The paper tackles the problem of evaluating non-rigid registration algorithms without ground truth by proposing a generic method that assesses registration quality based on the specificity of generative statistical models built from the registered images, and validates it by comparing with ground truth anatomical labeling and applying it to compare different algorithms on 3D MR brain data.

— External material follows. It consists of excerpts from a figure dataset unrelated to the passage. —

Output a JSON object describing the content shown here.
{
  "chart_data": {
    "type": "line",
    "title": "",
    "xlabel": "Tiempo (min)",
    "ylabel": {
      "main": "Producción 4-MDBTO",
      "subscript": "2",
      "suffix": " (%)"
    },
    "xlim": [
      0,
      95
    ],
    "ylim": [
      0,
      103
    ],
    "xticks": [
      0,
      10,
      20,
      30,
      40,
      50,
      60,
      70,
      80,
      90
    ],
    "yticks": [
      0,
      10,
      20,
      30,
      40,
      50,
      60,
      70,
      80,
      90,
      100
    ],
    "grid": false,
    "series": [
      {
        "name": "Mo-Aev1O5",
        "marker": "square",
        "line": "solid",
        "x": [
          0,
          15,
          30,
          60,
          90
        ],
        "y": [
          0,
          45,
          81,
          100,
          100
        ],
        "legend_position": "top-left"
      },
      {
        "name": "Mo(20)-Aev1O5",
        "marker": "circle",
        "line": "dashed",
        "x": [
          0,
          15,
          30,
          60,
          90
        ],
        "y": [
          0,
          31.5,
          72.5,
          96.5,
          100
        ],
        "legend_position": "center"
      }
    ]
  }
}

We present a generic method for assessing the quality of non-rigid registration (NRR) algorithms, that does not depend on the existence of any ground truth, but depends solely on the data itself. The data is a set of images. The output of any NRR of such a set of images is a dense correspondence across the whole set. Given such a dense correspondence, it is possible to build various generative statistical models of appearance variation across the set. We show that evaluating the quality of the registration can be mapped to the problem of evaluating the quality of the resultant statistical model. The quality of the model entails a comparison between the model and the image data that was used to construct it. It should be noted that this approach does not depend on the specifics of the registration algorithm used (i.e., whether a groupwise or pairwise algorithm was used to register the set of images), or on the specifics of the modelling approach used. We derive an index of image model specificity that can be used to assess image model quality, and hence the quality of registration. This approach is validated by comparing our assessment of registration quality with that derived from ground truth anatomical labeling. We demonstrate that our approach is capable of assessing NRR reliably without ground truth. Finally, to demonstrate the practicality of our method, different NRR algorithms -- both pairwise and groupwise -- are compared in terms of their performance on 3D MR brain data.